In the hamlet of Meadwell, we came across a group of cottages with this name. Who was Sophia? Who had named the cottages after her? Some doting husband? A secret admirer?
Across the way was the mirror image called Arthur Cottages. Arthur? Who was he and what was his relationship, if any, to Sophia? I haven't been able to find out but I'm speculating that these are the names of two members of the Kelly family, the local 'nobility'. It is probable that it was the Kelly family who built these houses in the first place for their estate workers.  I could be wrong but it seems reasonable.
Roadside artwork, with no visible attribution. It's always pleasing to come across something quirky.
Despite the overcast skies, rain clouds, rain showers and whatever else nature threw at us, one constant feature of the walk were the views. Here's one to the east-ish with St Michael's church at Brentor, with Dartmoor beyond.
Finger post signs are, of course, not uncommon but, as a relatively rare feature, it was interesting to come across this one that had the points of the compass marked. At some point in the past, before decent road maps and sat navs, it was obviously important for travellers to know the direction in which they were going, as well as the names of towns en route.

The snowdrops are getting into their stride now. Although there has been lots of rain, the temperatures have been relatively mild, resulting in a burst of activity in the plant world.

Almost missed this trig point lurking in the hedge by the side of the road. Quite a big chip off the top but otherwise in good condition.
The flush plate gives the number S5681. A quick Google reveals that it's located at Ramsdown Plantation and dates from 1950. It's a third order point, that filled in the gaps between the second order stations, that filled in the gaps between the primary pillars. So, now you know. There's more to these concrete blocks than meets the eye.
On the scale of trigophilia, I reckon I'm pretty low down, although my writings might suggest otherwise. Take a look at Trigpointing.uk to see how obsessive some people are. As an example, I give you the young lady above who, when she saw S5681, "just had to give it a hug". And upload a photograph of this romantic moment onto the Trgpointing website, just one of many such episodes in her life. Although I will appreciate a trigpoint if I come across one, I wouldn't go too far out of my way to find it. Unlike some people who seem to spend all of their spare time 'bagging' them. Having said that, bagging them is a great incentive to get out into the countryside and take some exercise.

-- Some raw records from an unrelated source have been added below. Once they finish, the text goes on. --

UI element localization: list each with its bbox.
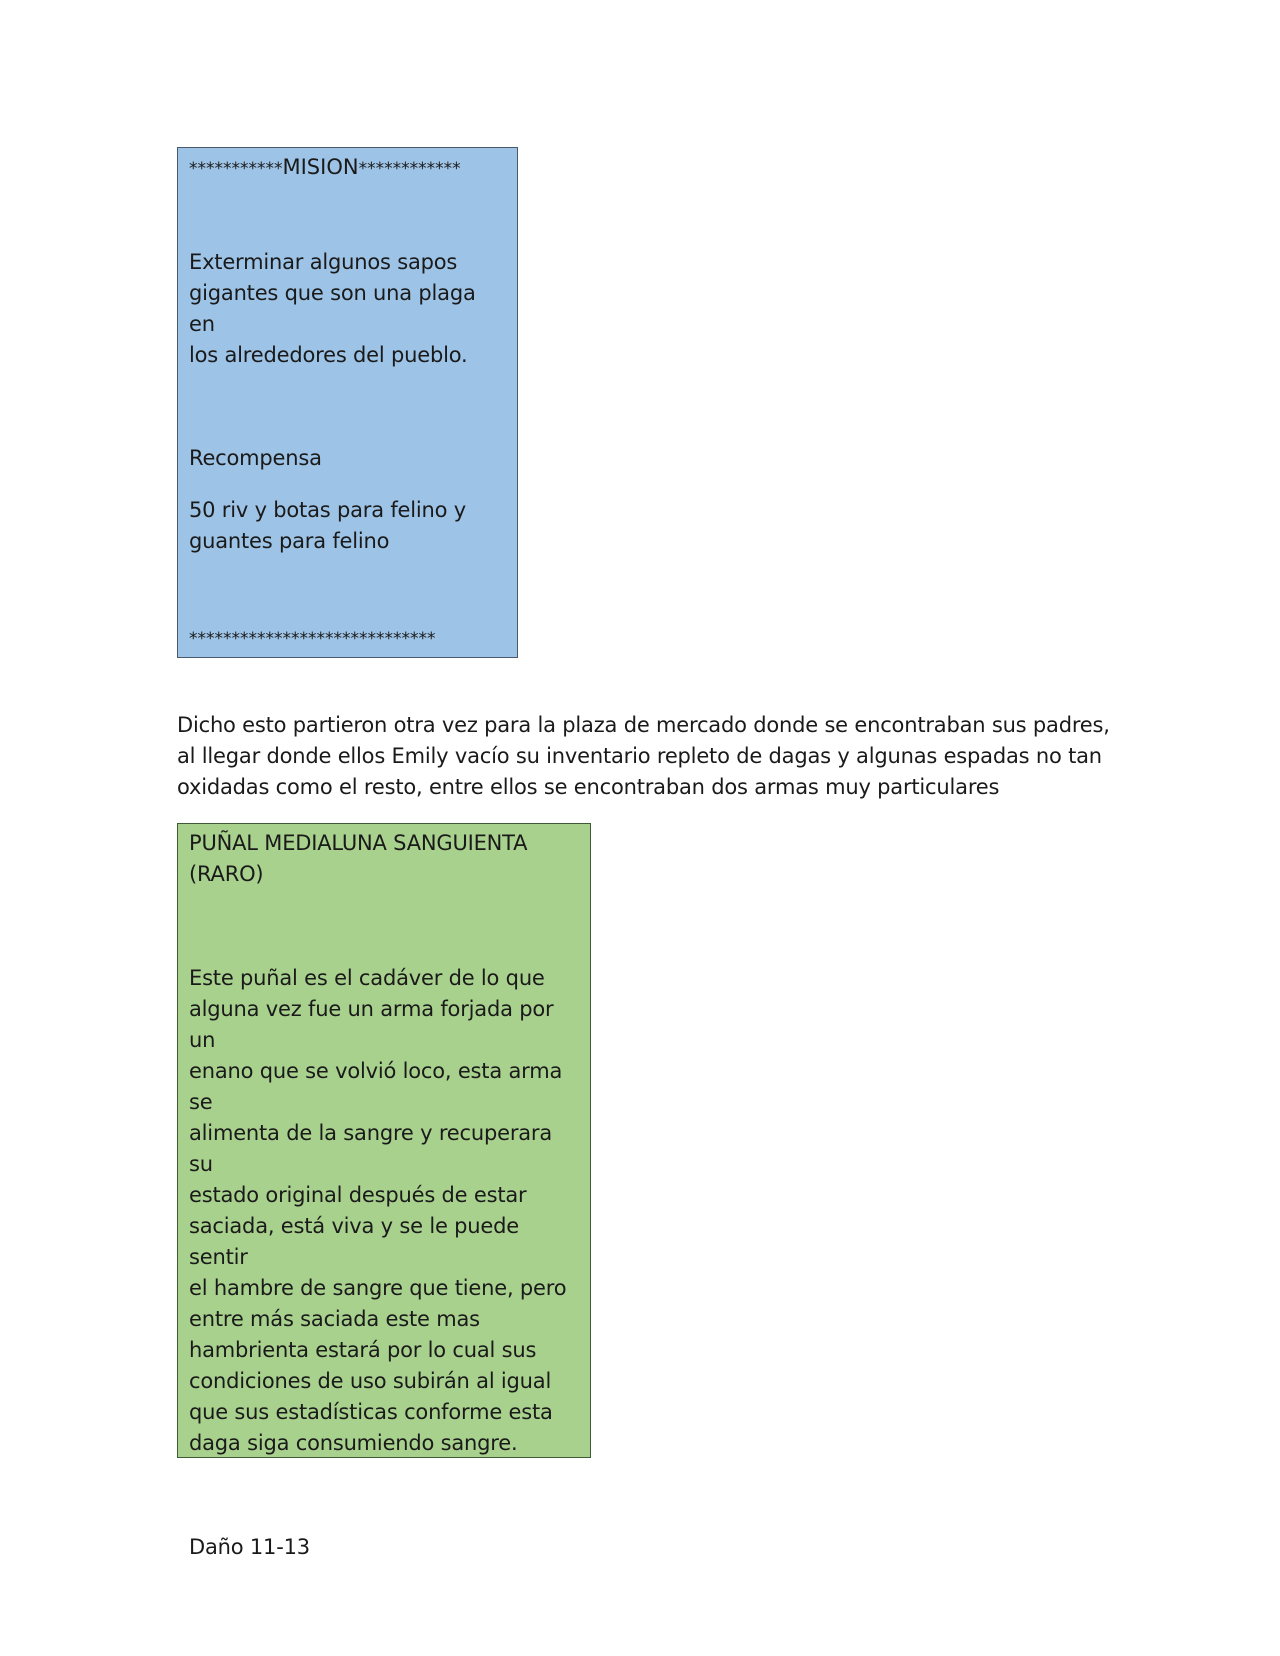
mission-reward-line: 50 riv y botas para felino y xyxy=(189,498,466,522)
mission-description-line: gigantes que son una plaga en xyxy=(189,281,483,336)
narrative-line: oxidadas como el resto, entre ellos se encontraban dos armas muy particulares xyxy=(177,775,1000,799)
spacer xyxy=(189,185,507,247)
weapon-description-line: el hambre de sangre que tiene, pero xyxy=(189,1276,567,1300)
spacer xyxy=(189,890,580,963)
weapon-description-line: condiciones de uso subirán al igual xyxy=(189,1369,552,1393)
spacer xyxy=(189,474,507,495)
spacer xyxy=(189,1459,580,1532)
spacer xyxy=(189,371,507,443)
weapon-description-line: alimenta de la sangre y recuperara su xyxy=(189,1121,559,1176)
weapon-description-line: que sus estadísticas conforme esta xyxy=(189,1400,553,1424)
weapon-damage: Daño 11-13 xyxy=(189,1535,310,1559)
mission-description-line: los alrededores del pueblo. xyxy=(189,343,468,367)
weapon-box xyxy=(177,823,591,1559)
mission-reward-label: Recompensa xyxy=(189,446,322,470)
weapon-rarity: (RARO) xyxy=(189,862,264,886)
weapon-description-line: enano que se volvió loco, esta arma se xyxy=(189,1059,569,1114)
spacer xyxy=(189,557,507,624)
mission-title: MISION xyxy=(282,155,359,179)
weapon-description-line: Este puñal es el cadáver de lo que xyxy=(189,966,545,990)
narrative-line: al llegar donde ellos Emily vacío su inventario repleto de dagas y algunas espadas no tan xyxy=(177,744,1102,768)
mission-header-stars-right: ************ xyxy=(358,159,461,179)
weapon-description-line: alguna vez fue un arma forjada por un xyxy=(189,997,560,1052)
mission-footer-stars: ***************************** xyxy=(189,629,436,649)
narrative-paragraph xyxy=(177,710,1110,803)
weapon-description-line: hambrienta estará por lo cual sus xyxy=(189,1338,537,1362)
mission-description-line: Exterminar algunos sapos xyxy=(189,250,458,274)
mission-header xyxy=(189,152,507,185)
weapon-description-line: estado original después de estar xyxy=(189,1183,527,1207)
mission-reward-line: guantes para felino xyxy=(189,529,390,553)
narrative-line: Dicho esto partieron otra vez para la plaza de mercado donde se encontraban sus padres, xyxy=(177,713,1110,737)
mission-header-stars-left: *********** xyxy=(189,159,283,179)
weapon-description-line: saciada, está viva y se le puede sentir xyxy=(189,1214,526,1269)
mission-box xyxy=(177,147,518,658)
weapon-title-line: PUÑAL MEDIALUNA SANGUIENTA xyxy=(189,831,528,855)
weapon-description-line: entre más saciada este mas xyxy=(189,1307,480,1331)
weapon-description-line: daga siga consumiendo sangre. xyxy=(189,1431,518,1455)
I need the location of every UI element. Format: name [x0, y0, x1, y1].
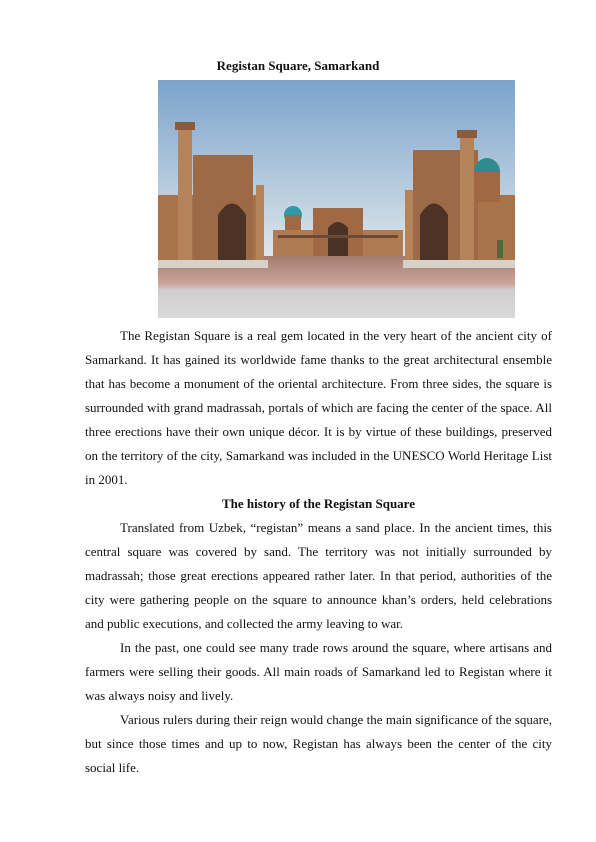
section-heading: The history of the Registan Square [222, 496, 415, 511]
history-paragraph-2: In the past, one could see many trade rows around the square, where artisans and farmers were selling their goods. All main roads of Samarkand led to Registan where it was always noisy and lively. [85, 640, 552, 703]
history-paragraph-3: Various rulers during their reign would change the main significance of the square, but since those times and up to now, Registan has always been the center of the city social life. [85, 712, 552, 775]
history-paragraph-1: Translated from Uzbek, “registan” means a sand place. In the ancient times, this central square was covered by sand. The territory was not initially surrounded by madrassah; those great erections appeared rather later. In that period, authorities of the city were gathering people on the square to announce khan’s orders, held celebrations and public executions, and collected the army leaving to war. [85, 520, 552, 631]
article-body [85, 324, 552, 780]
registan-photo [158, 80, 515, 318]
intro-paragraph: The Registan Square is a real gem located in the very heart of the ancient city of Samarkand. It has gained its worldwide fame thanks to the great architectural ensemble that has become a monument of the oriental architecture. From three sides, the square is surrounded with grand madrassah, portals of which are facing the center of the space. All three erections have their own unique décor. It is by virtue of these buildings, preserved on the territory of the city, Samarkand was included in the UNESCO World Heritage List in 2001. [85, 328, 552, 487]
page-title: Registan Square, Samarkand [216, 58, 380, 73]
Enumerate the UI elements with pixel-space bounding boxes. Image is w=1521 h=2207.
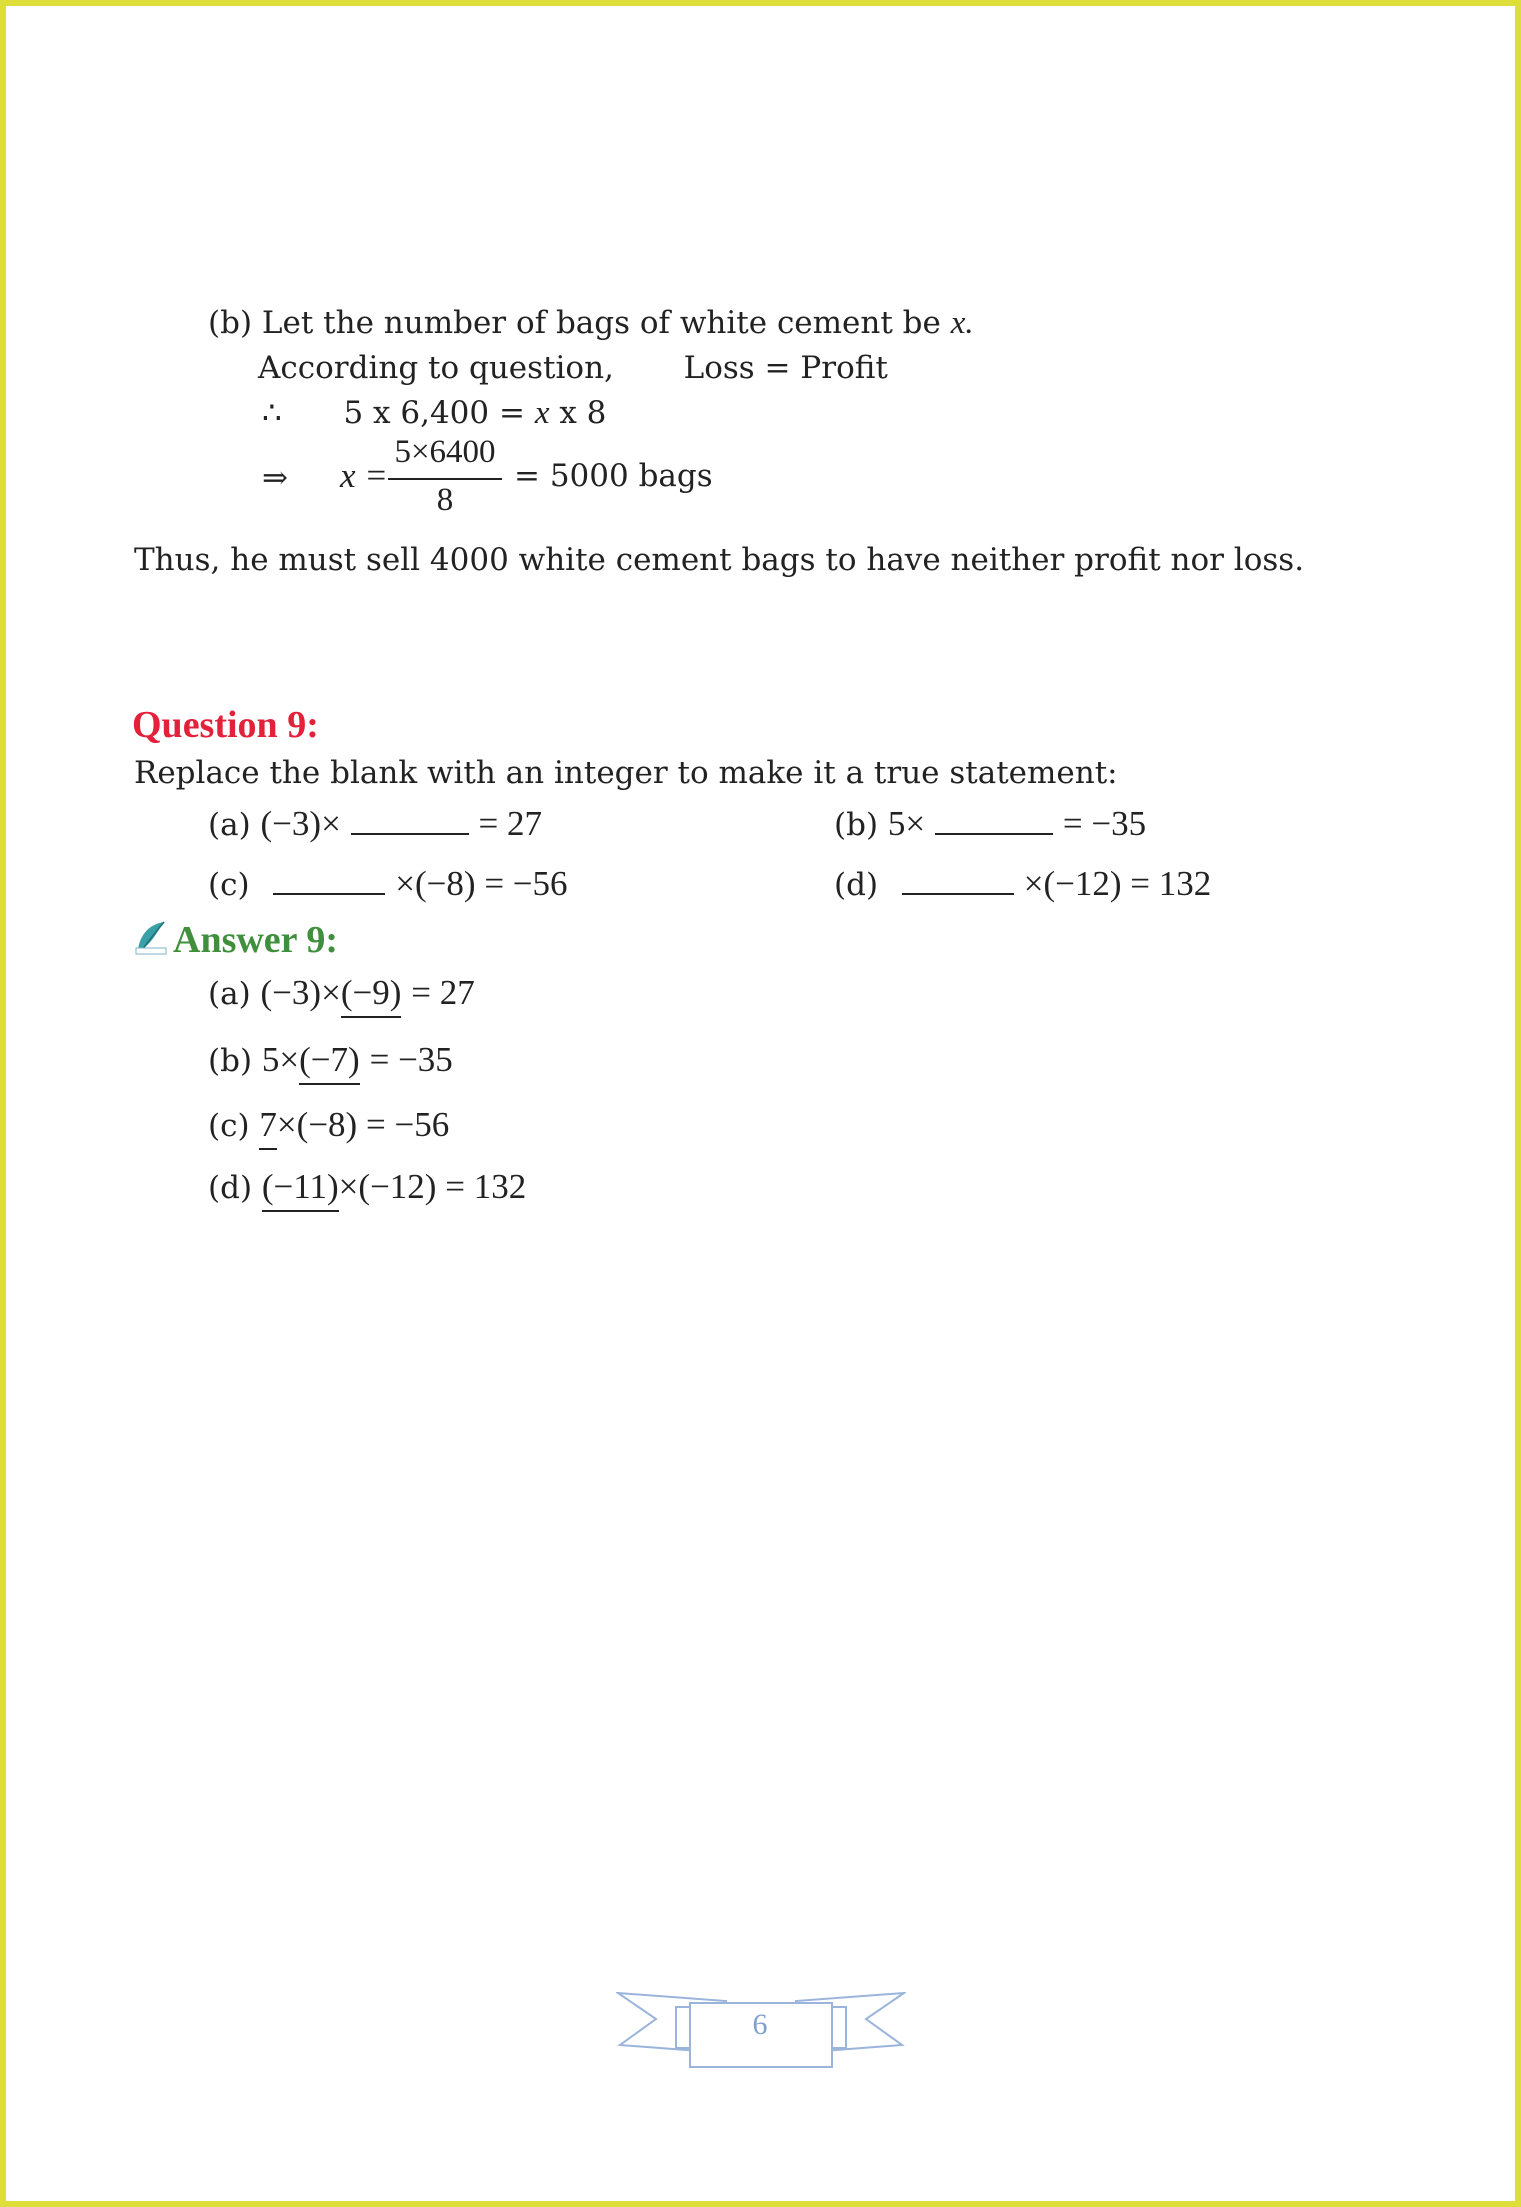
fraction-bar (388, 478, 502, 480)
blank-line (935, 803, 1053, 835)
item-left: (−3)× (260, 804, 341, 843)
variable-x: x (534, 395, 550, 431)
item-right: ×(−12) = 132 (1023, 864, 1212, 903)
equation-lhs: x = (340, 456, 388, 495)
item-left: 5× (887, 804, 926, 843)
item-post: ×(−12) = 132 (338, 1167, 527, 1206)
part-label: (b) (208, 305, 253, 341)
question-item-d (834, 863, 1211, 905)
question-prompt: Replace the blank with an integer to make it a true statement: (134, 755, 1118, 791)
answer-item-a (208, 973, 475, 1014)
implies-symbol: ⇒ (262, 460, 288, 496)
item-pre: (−3)× (260, 973, 341, 1012)
prev-answer-line-3 (262, 393, 606, 433)
equation-right: x 8 (559, 395, 607, 431)
item-right: ×(−8) = −56 (395, 864, 568, 903)
page-number: 6 (752, 2008, 768, 2041)
item-post: ×(−8) = −56 (276, 1105, 450, 1144)
prev-answer-line-2 (258, 348, 888, 388)
item-label: (a) (208, 976, 251, 1012)
loss-profit-text: Loss = Profit (683, 350, 888, 386)
prev-answer-line-1 (208, 303, 974, 343)
item-pre: 5× (261, 1040, 300, 1079)
item-label: (b) (208, 1043, 253, 1079)
item-label: (b) (834, 807, 879, 843)
item-label: (a) (208, 807, 251, 843)
blank-line (351, 803, 469, 835)
item-right: = −35 (1062, 804, 1147, 843)
conclusion-text: Thus, he must sell 4000 white cement bags to have neither profit nor loss. (134, 542, 1305, 578)
fraction-numerator: 5×6400 (394, 434, 496, 470)
item-label: (c) (208, 867, 250, 903)
item-label: (d) (208, 1170, 253, 1206)
item-label: (c) (208, 1108, 250, 1144)
answer-fill: (−11) (262, 1167, 339, 1212)
answer-heading: Answer 9: (173, 919, 339, 961)
line-text: Let the number of bags of white cement be (261, 305, 941, 341)
answer-logo-icon (134, 920, 168, 956)
question-item-a (208, 803, 542, 845)
question-item-b (834, 803, 1146, 845)
variable-x: x. (950, 305, 974, 341)
item-label: (d) (834, 867, 879, 903)
question-heading: Question 9: (132, 704, 319, 746)
therefore-symbol: ∴ (262, 395, 282, 431)
answer-fill: 7 (259, 1105, 277, 1150)
answer-fill: (−9) (341, 973, 402, 1018)
item-post: = 27 (411, 973, 475, 1012)
blank-line (902, 863, 1014, 895)
blank-line (273, 863, 385, 895)
answer-fill: (−7) (299, 1040, 360, 1085)
item-post: = −35 (369, 1040, 453, 1079)
according-text: According to question, (258, 350, 614, 386)
question-item-c (208, 863, 568, 905)
answer-item-b (208, 1040, 453, 1081)
answer-item-d (208, 1167, 526, 1208)
fraction-denominator: 8 (436, 482, 454, 518)
item-right: = 27 (478, 804, 543, 843)
equation-left: 5 x 6,400 = (343, 395, 525, 431)
equation-result: = 5000 bags (514, 458, 713, 494)
answer-item-c (208, 1105, 449, 1146)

Mud, mud, glorious mud. A pretty typical paddling-in-the-mire part of the walk. Hooray for good boots. Lots of sloshing but completely dry feet.
Looking west-ish towards Kit Hill, just above where we live. Looks like the weather there was not good when this photograph was taken. Not a surprise as the weather was not good everywhere.
With superb timing, the final shower came on just in time to get us wet before we got in to our cars to go home.